Pilot
Chapter 20
Elena's thoughts of once again riding the channels followed her into dreams. She was on board the Storm Chaser this time and could feel the ship moving under her command. The feeling of being one with the ship was back and she laughed in the face of the spray as they moved. The day was clear, the sky an azure bowl above her. Off the lee side dolphins danced in the waves, drawn to the magic a channel rider left scented in the water.
Elena turned her face to the sun and closed her eyes for a moment feeling the sun on her closed eyelids. She smiled and opened her eyes, scanning the open water. To her physical eyes only leagues of open water met her gaze. She smiled again and saw the world with the sight of a Pilot. The entrance to the channel appeared as if it were an opening between two massive rock formations. She tested the depth and feel of the channel.
"Easy passage," she said to herself. She steered the ship to the center of the channel and with a bump left the open sea for the open sky. Azure sky bled to black and stars twinkled where once only the sun held sway. The ribbon of water, drawn into the channel with her ship gleamed darkly. Elena breathed deeply. The scent of the sea remained on the ship, as much a part of it as its riggings, but the air no longer held the tang of the breeze. Instead, the recyclers kept air inside the shield fresh and clean. Her hair stirred a little in the currents. The currents were more for comfort than use. Early pilots found without the currents, sailors found the air too still and sailors were an easily spooked lot. The currents helped prove that the ship was moving to those who could not feel. Elena realized she was dreaming.
"Dreams are better than nightmares," she thought and lay back watching the stars drift by, enjoying the sensations. "I'll have to take this route if I pick up a crew," she thought, recognizing the constellations. At the moment being alone in the great expanse of night was not something she wished to give up. "Besides," she thought, "If it is just me then there is no one else to risk should I give into the Calling." As if on cue, small sections of space around her began to ripple like the air above a blacktop road in the summer.

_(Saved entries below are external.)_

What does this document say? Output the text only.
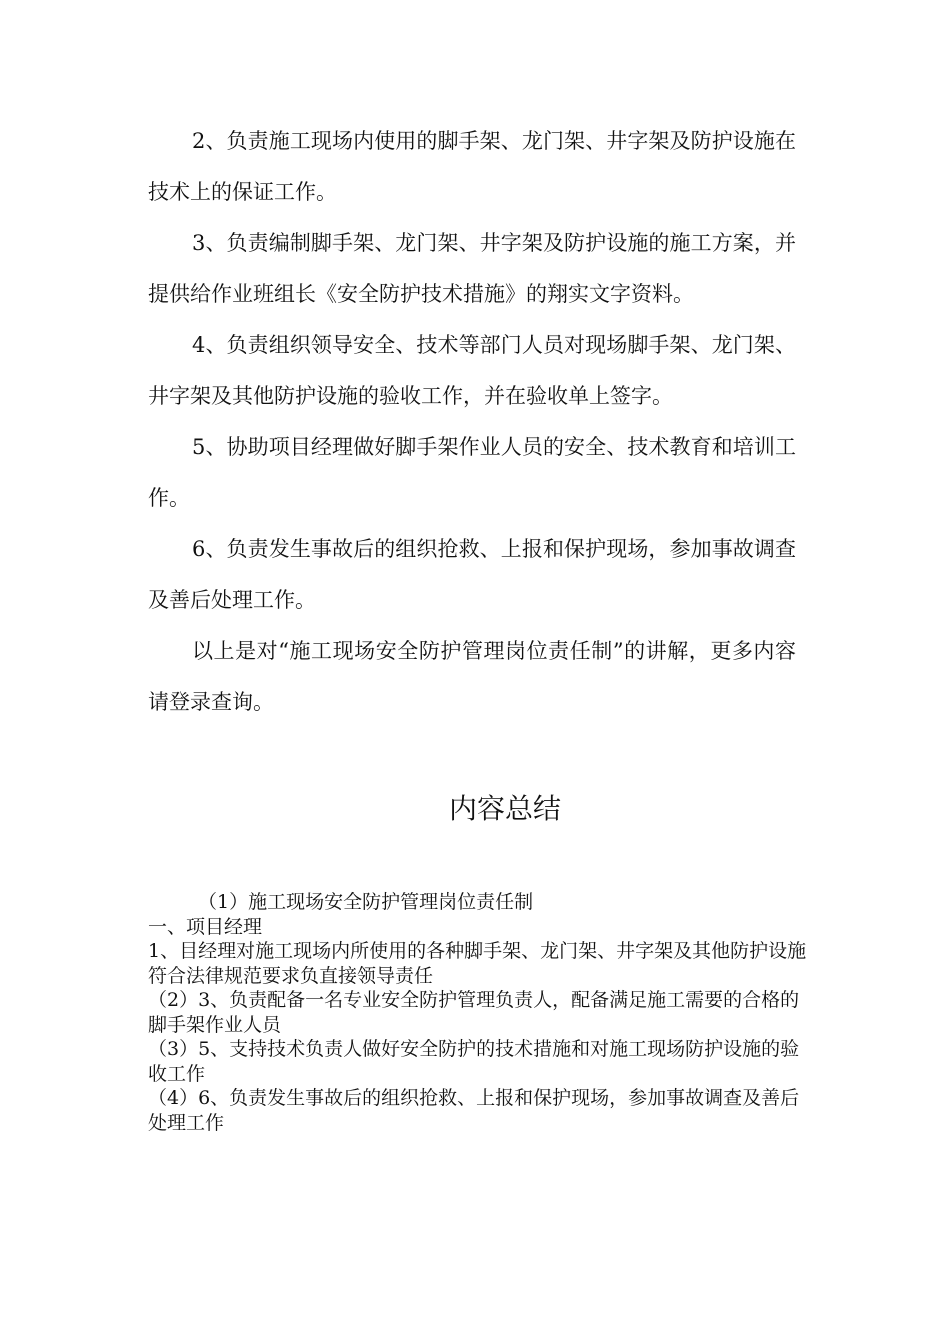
2、负责施工现场内使用的脚手架、龙门架、井字架及防护设施在技术上的保证工作。

3、负责编制脚手架、龙门架、井字架及防护设施的施工方案，并提供给作业班组长《安全防护技术措施》的翔实文字资料。

4、负责组织领导安全、技术等部门人员对现场脚手架、龙门架、井字架及其他防护设施的验收工作，并在验收单上签字。

5、协助项目经理做好脚手架作业人员的安全、技术教育和培训工作。

6、负责发生事故后的组织抢救、上报和保护现场，参加事故调查及善后处理工作。

以上是对“施工现场安全防护管理岗位责任制”的讲解，更多内容请登录查询。

内容总结

（1）施工现场安全防护管理岗位责任制

一、项目经理

1、目经理对施工现场内所使用的各种脚手架、龙门架、井字架及其他防护设施符合法律规范要求负直接领导责任

（2）3、负责配备一名专业安全防护管理负责人，配备满足施工需要的合格的脚手架作业人员

（3）5、支持技术负责人做好安全防护的技术措施和对施工现场防护设施的验收工作

（4）6、负责发生事故后的组织抢救、上报和保护现场，参加事故调查及善后处理工作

"Odd," she thought. The Storm Chaser sailed close to one of the heat spots and Elena stared at it wondering what it could be. Images flashed into her mind the way they sometimes would just before entering a channel. A cold chill raced along her spine.
"That isn't right," she muttered. Elena turned away from the heat spot, her stomach felt queasy. As her attention left the simmering space, pain exploded inside her head. She woke up and clamped her hands to either side of her head. Her stifled scream came out as a moan. For a few moments she could only rock back and forth slowly and wait for the pain to subside. Gradually it began to recede to the proportions of a normal migraine and Elena let her hands fall to her lap. Slowly she eased her way out of bed wiping the tears from her eyes. She moved cautiously, afraid to jostle her head too much and bring the pain screaming back. She walked over to where she left the leather dream journal and cursed soundly when she realized she didn't have a pen with it.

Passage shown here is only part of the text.